In the first case the officer fired the 40mm sponge round while an unarmed man was up a tree trying to hide. The man had run away from Police after a family harm incident. The man threatened to assault officers, ignored officers’ instructions and wouldn’t show them his hands.
After the man was shot, he got down from the tree and ran away. A Police dog was used to prevent him from escaping. The man attacked the Police dog and the same officer fired a 40mm sponge round which resulted in the man’s arrest.
Police found that firing the sponge round while the man was hiding up the tree was not reasonable and proportionate, and a breach of the Police Code of Conduct. We agreed with this decision.

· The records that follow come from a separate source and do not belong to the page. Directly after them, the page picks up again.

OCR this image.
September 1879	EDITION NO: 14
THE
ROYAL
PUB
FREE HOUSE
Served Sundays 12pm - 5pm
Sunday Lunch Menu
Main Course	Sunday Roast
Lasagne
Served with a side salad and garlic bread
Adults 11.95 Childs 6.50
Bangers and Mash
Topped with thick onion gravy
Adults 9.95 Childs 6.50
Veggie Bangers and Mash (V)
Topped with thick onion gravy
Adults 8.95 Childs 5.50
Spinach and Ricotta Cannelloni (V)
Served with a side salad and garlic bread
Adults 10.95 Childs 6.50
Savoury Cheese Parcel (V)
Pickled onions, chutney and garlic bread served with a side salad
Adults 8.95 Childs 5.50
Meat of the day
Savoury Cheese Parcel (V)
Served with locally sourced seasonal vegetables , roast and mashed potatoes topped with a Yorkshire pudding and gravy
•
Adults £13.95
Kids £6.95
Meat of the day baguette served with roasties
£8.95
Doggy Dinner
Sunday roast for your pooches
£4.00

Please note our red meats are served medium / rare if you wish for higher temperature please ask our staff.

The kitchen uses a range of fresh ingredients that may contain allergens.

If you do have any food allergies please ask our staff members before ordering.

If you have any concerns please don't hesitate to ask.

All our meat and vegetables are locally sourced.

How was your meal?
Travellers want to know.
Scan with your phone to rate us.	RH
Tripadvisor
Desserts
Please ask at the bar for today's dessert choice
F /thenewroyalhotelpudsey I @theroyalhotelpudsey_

The second incident occurred the following day. It involved Police pursuing a man after he stole a car and burgled a dairy while armed with a screwdriver. The man drove the wrong way down the motorway at high speed and in heavy traffic and swerved towards a Police car. The car was stopped by Police on the motorway.
The man got out of the car, stood in behind the open door and put his hands up. He had an object in his hand, identified after the incident as a vape device. The same officer fired the sponge round through window of the car door and into the man’s body. The man was then arrested.
Police found the officer acted lawfully, reasonably and proportionately in this situation based on the circumstances as he believed them to be. These circumstances included the unidentified object in the man’s hand, which the officer said could have been a screwdriver.
We found that the force used was disproportionate and therefore unjustified having regard to the nature of the perceived threat, which was not imminent. The officer could have delayed firing the sponge round in these circumstances.